Geht es schneller/flüssiger wenn das System auf der schnellen Platte ist oder wenn die Videos im Schnitt auf der schnellen platte sind?
Kurze Antwort: nein.
Lange Antwort:
Unter der Annahm, dass Du nicht zu wenig Ram hast, wird das System und das Programm (jeweils die genutzten Teile davon) beim Start einmal ins Ram geladen und die Lesegeschwindigkeit der SSD ist für weitere Systemzugriffe völlig irrelevant.
Bei den Videos kennst nur Du die Datenrate, die dort gelesen oder geschrieben werden muss. Auch 71k zu 500k IOPS beim Lesen dürften sich nicht bemerkbar machen. Aber gut, es gibt sicherlich Luete, die dutzende Audio- und Videospuren über einander legen, da wäre sowas denkbar.
Was soll sonst flüssiger laufen? Das Schnittprogramm greift permanent lesend auf die Videos zu (je nach Ram-Ausstattung sollte ein Teil davon im Ram gepuffert werden, aber das hängt von der individuellen Arbeitsweise und dem konkreten Videoschnittprogramm ab) und zeigt sie an. Falls Du nicht einzig und ausschließlich harte Schnitte machst, muss Deine CPU das Ergebnis (Überblendungen, Titel etc.) entweder Live oder als Preview berechnen (und dann auf SSD zwischenspeichern). Ähnliches gilt für den Ton.
Selbiges gilt auch beim Rendern des fertigen Films, wobei Du das ja extremst einfach selber testen kannst.

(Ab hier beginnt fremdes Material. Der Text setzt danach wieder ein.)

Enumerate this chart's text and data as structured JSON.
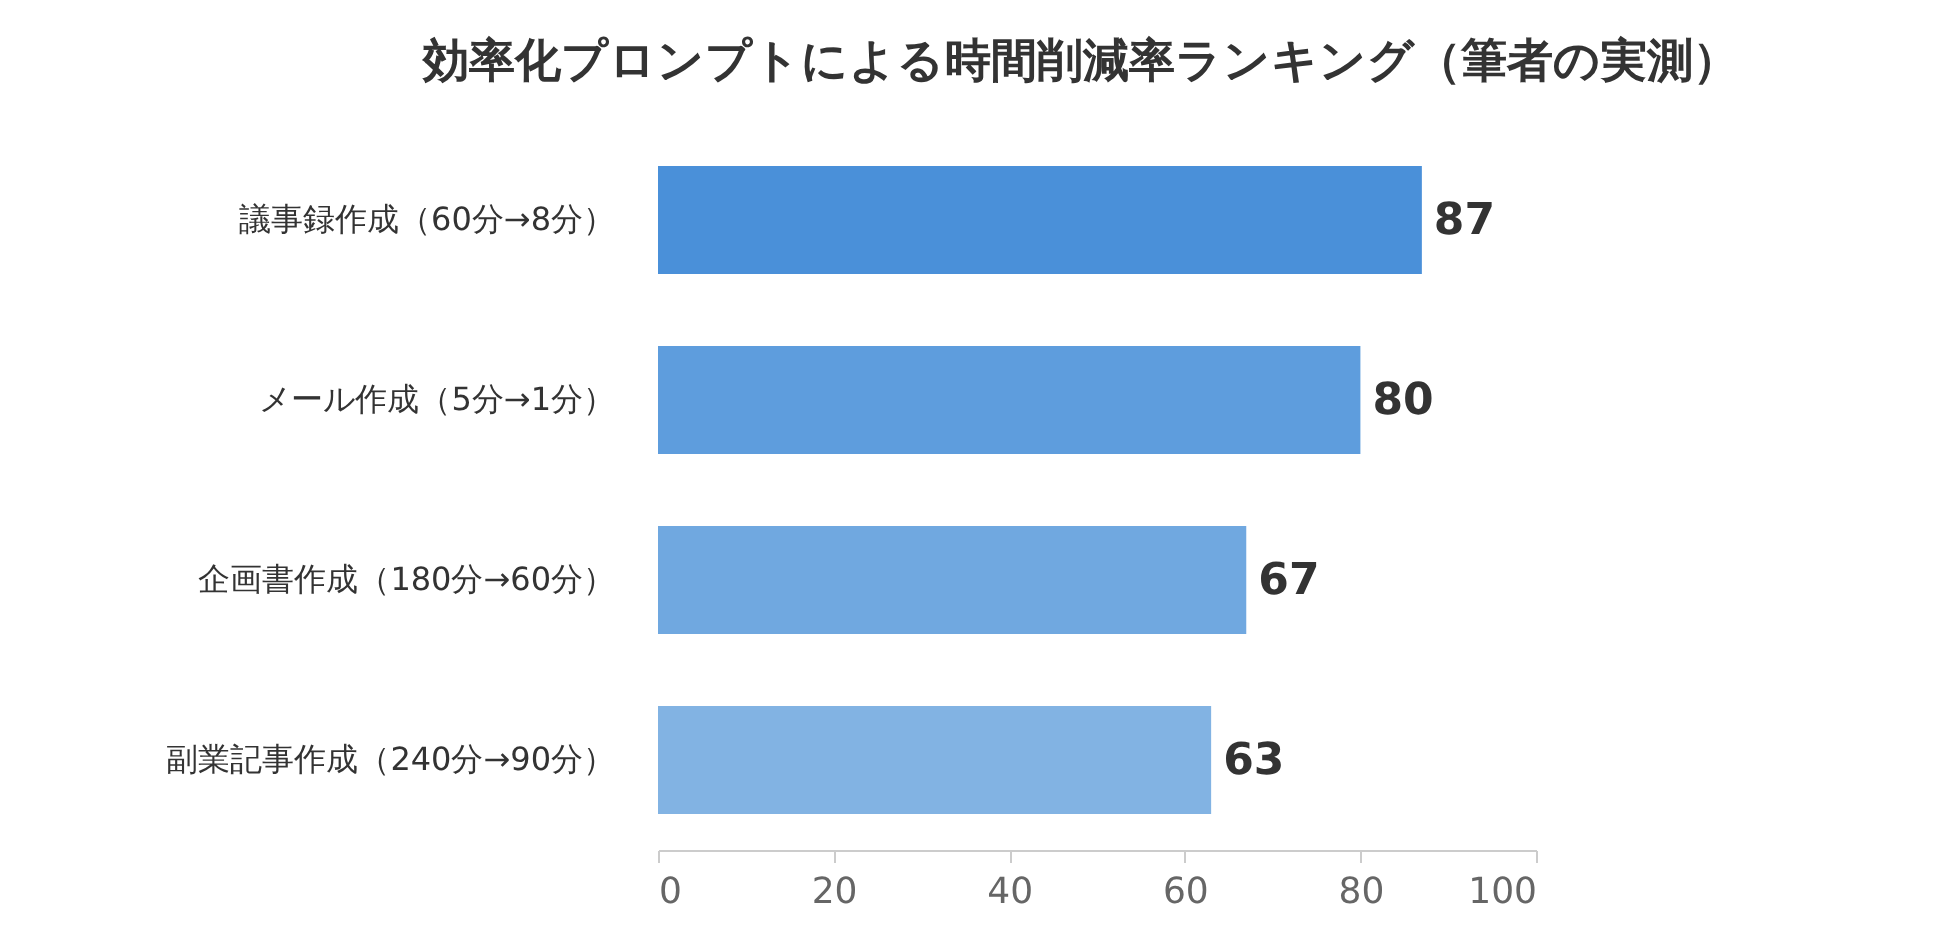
{
  "chart_data": {
    "type": "bar",
    "orientation": "horizontal",
    "title": "効率化プロンプトによる時間削減率ランキング（筆者の実測）",
    "categories": [
      "議事録作成（60分→8分）",
      "メール作成（5分→1分）",
      "企画書作成（180分→60分）",
      "副業記事作成（240分→90分）"
    ],
    "values": [
      87,
      80,
      67,
      63
    ],
    "colors": [
      "#4a90d9",
      "#5e9ddd",
      "#70a8e0",
      "#82b3e3"
    ],
    "xlim": [
      0,
      100
    ],
    "xticks": [
      0,
      20,
      40,
      60,
      80,
      100
    ],
    "grid": false,
    "data_labels": true
  }
}
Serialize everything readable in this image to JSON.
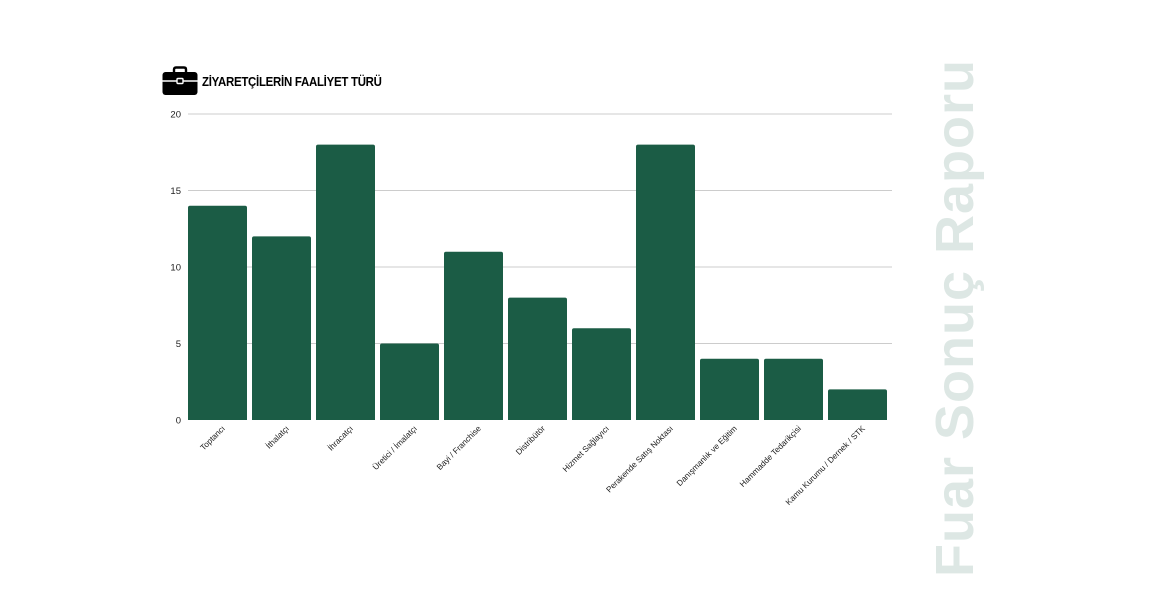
{
  "header": {
    "title": "ZİYARETÇİLERİN FAALİYET TÜRÜ",
    "icon": "briefcase-icon"
  },
  "watermark": {
    "text": "Fuar Sonuç Raporu"
  },
  "chart_data": {
    "type": "bar",
    "categories": [
      "Toptancı",
      "İthalatçı",
      "İhracatçı",
      "Üretici / İmalatçı",
      "Bayi / Franchise",
      "Distribütör",
      "Hizmet Sağlayıcı",
      "Perakende Satış Noktası",
      "Danışmanlık ve Eğitim",
      "Hammadde Tedarikçisi",
      "Kamu Kurumu / Dernek / STK"
    ],
    "values": [
      14,
      12,
      18,
      5,
      11,
      8,
      6,
      18,
      4,
      4,
      2
    ],
    "ylim": [
      0,
      20
    ],
    "yticks": [
      0,
      5,
      10,
      15,
      20
    ],
    "grid": true,
    "bar_color": "#1b5c45",
    "grid_color": "#cccccc",
    "watermark_color": "#dde7e4"
  }
}
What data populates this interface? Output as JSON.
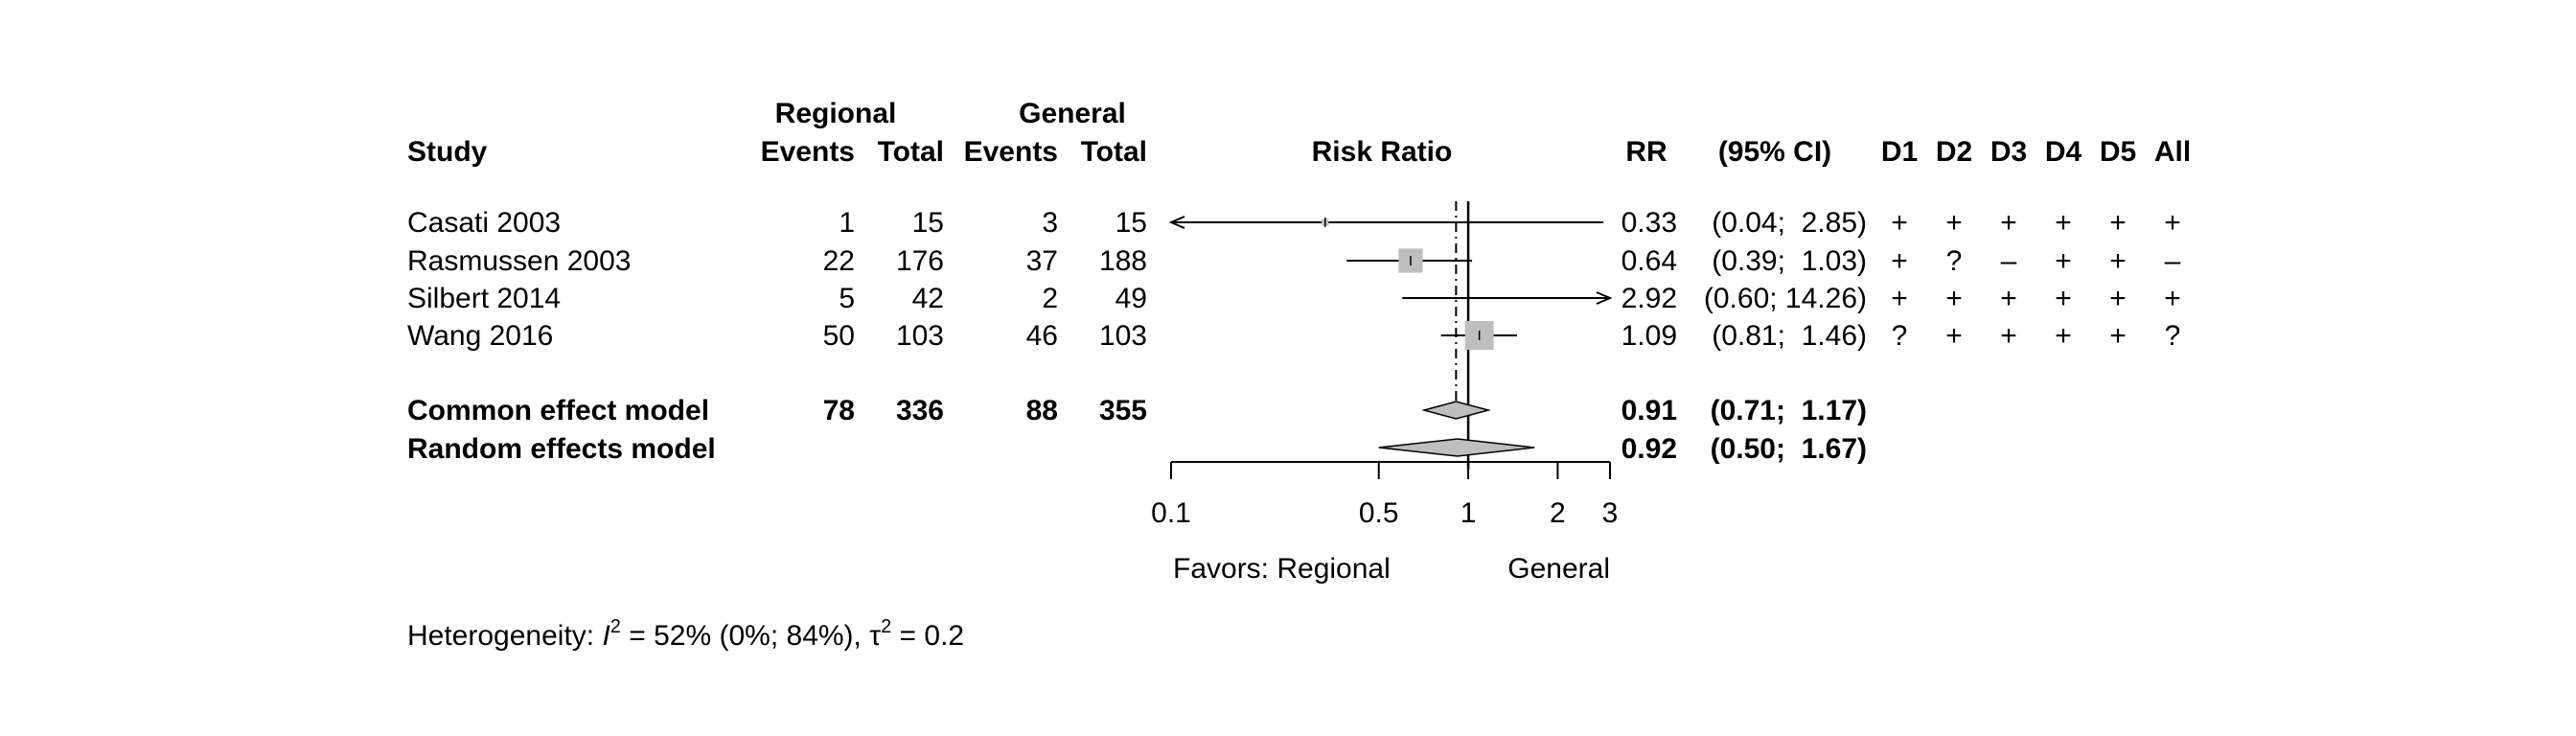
{
  "chart_data": {
    "type": "forest",
    "measure": "Risk Ratio",
    "scale": "log",
    "xlim": [
      0.1,
      3
    ],
    "x_ticks": [
      "0.1",
      "0.5",
      "1",
      "2",
      "3"
    ],
    "label_left": "Favors: Regional",
    "label_right": "General",
    "headers": {
      "study": "Study",
      "group1": "Regional",
      "group2": "General",
      "events": "Events",
      "total": "Total",
      "plot": "Risk Ratio",
      "rr": "RR",
      "ci": "(95% CI)",
      "domains": [
        "D1",
        "D2",
        "D3",
        "D4",
        "D5",
        "All"
      ]
    },
    "studies": [
      {
        "study": "Casati 2003",
        "e1": "1",
        "n1": "15",
        "e2": "3",
        "n2": "15",
        "rr": 0.33,
        "lo": 0.04,
        "hi": 2.85,
        "rr_text": "0.33",
        "ci_text": "(0.04;  2.85)",
        "weight": 0.05,
        "rob": [
          "+",
          "+",
          "+",
          "+",
          "+",
          "+"
        ]
      },
      {
        "study": "Rasmussen 2003",
        "e1": "22",
        "n1": "176",
        "e2": "37",
        "n2": "188",
        "rr": 0.64,
        "lo": 0.39,
        "hi": 1.03,
        "rr_text": "0.64",
        "ci_text": "(0.39;  1.03)",
        "weight": 0.8,
        "rob": [
          "+",
          "?",
          "–",
          "+",
          "+",
          "–"
        ]
      },
      {
        "study": "Silbert 2014",
        "e1": "5",
        "n1": "42",
        "e2": "2",
        "n2": "49",
        "rr": 2.92,
        "lo": 0.6,
        "hi": 14.26,
        "rr_text": "2.92",
        "ci_text": "(0.60; 14.26)",
        "weight": 0.0,
        "rob": [
          "+",
          "+",
          "+",
          "+",
          "+",
          "+"
        ]
      },
      {
        "study": "Wang 2016",
        "e1": "50",
        "n1": "103",
        "e2": "46",
        "n2": "103",
        "rr": 1.09,
        "lo": 0.81,
        "hi": 1.46,
        "rr_text": "1.09",
        "ci_text": "(0.81;  1.46)",
        "weight": 1.0,
        "rob": [
          "?",
          "+",
          "+",
          "+",
          "+",
          "?"
        ]
      }
    ],
    "pooled": [
      {
        "label": "Common effect model",
        "e1": "78",
        "n1": "336",
        "e2": "88",
        "n2": "355",
        "rr": 0.91,
        "lo": 0.71,
        "hi": 1.17,
        "rr_text": "0.91",
        "ci_text": "(0.71;  1.17)"
      },
      {
        "label": "Random effects model",
        "e1": "",
        "n1": "",
        "e2": "",
        "n2": "",
        "rr": 0.92,
        "lo": 0.5,
        "hi": 1.67,
        "rr_text": "0.92",
        "ci_text": "(0.50;  1.67)"
      }
    ],
    "heterogeneity": {
      "prefix": "Heterogeneity: ",
      "i2_symbol": "I",
      "i2_sup": "2",
      "i2_value": " = 52% (0%; 84%), ",
      "tau_symbol": "τ",
      "tau_sup": "2",
      "tau_value": " = 0.2"
    },
    "colors": {
      "box": "#bebebe",
      "diamond": "#bebebe",
      "line": "#000000"
    }
  }
}
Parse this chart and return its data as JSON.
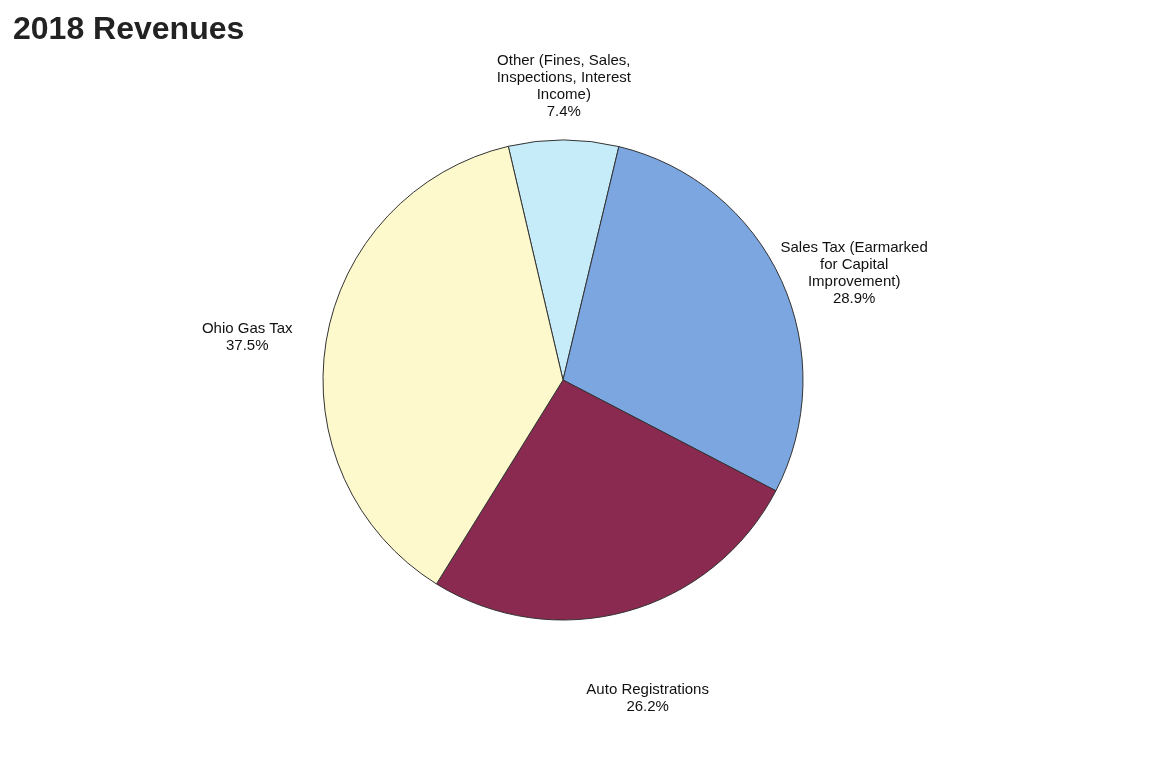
{
  "chart_data": {
    "type": "pie",
    "title": "2018 Revenues",
    "categories": [
      "Other (Fines, Sales, Inspections, Interest Income)",
      "Sales Tax (Earmarked for Capital Improvement)",
      "Auto Registrations",
      "Ohio Gas Tax"
    ],
    "values": [
      7.4,
      28.9,
      26.2,
      37.5
    ],
    "value_labels": [
      "7.4%",
      "28.9%",
      "26.2%",
      "37.5%"
    ],
    "colors": [
      "#c6ecf9",
      "#7ba6e0",
      "#8a2a50",
      "#fdf9cc"
    ]
  }
}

Ob ein HW-Encoder das Quellvideo mit mehr wie 1500 MB/s encoden kann, hängt vor zu vielen Faktoren ab. Falls Du nicht gerade einen Threadripper 3990X hast und 720p Videos renderst, dürfte bei SW-Encoding immer die CPU der limierende Faktor sein, nicht die Lesegeschwindigkeit der Quell-SSD.
Und ja, ich merke, ob bei meinem höchst individuellen Videoschnitt die Daten auf der SATA-SSD, der NVMe (auch eine 970 Evo) oder der Ramdisk liegen. Das ist aber sprichwörtlich Videoschnitt (Entfernung von Werbung oder von verwackelten Stellen aus eigenen Videos) und das Ergebnis wird meist ohne Neuencoding kopiert. Da meine 50 GB Ramdisk dazu ausreicht, findet alles auf dieser statt (und es ist einer von vielen Gründen, mir in ein paar Jahren keine auf nur zwei Speicherkanäle kastrierte Desktop-CPU mehr zu kaufen).
Mal ganz davon abgesehen, dass es keinne Grund gibt, für das Experiment das System neu aufzusetzen:
- falls nötig, das vorhandenen Backup-Image des Systems auf den aktuellen Stand bringen
- alle übrigen Daten sichern
- Das System auf die 970 EVO klonen (dann hat man auch den meist missachteten Restore-Test durchgeführt).
- System auf der Intel SSD löschen
- erst DANACH von der 970 EVO erstmalig Windows booten
- und verwundert feststellen, dass man absolut nichts davon merkt und man allenfalls (mit extrem viel Glück) die "doppelte" Leseleistung im Boot-Tracing von Windows erahnen kann.
Anders sieht es allenfalls aus, wenn Du 32-128 GB Ram hast, dieses immer voll (also wirklich zu 70-90% mit echten Daten gefüllt) ist und Du den PC in den Ruhezustand versetzt. Dann würde ich beim Shutdown einen Geschwindigkeitsvorteil, erwarten, u.U. sogar beim Aufwecken aus dem Ruhezustand.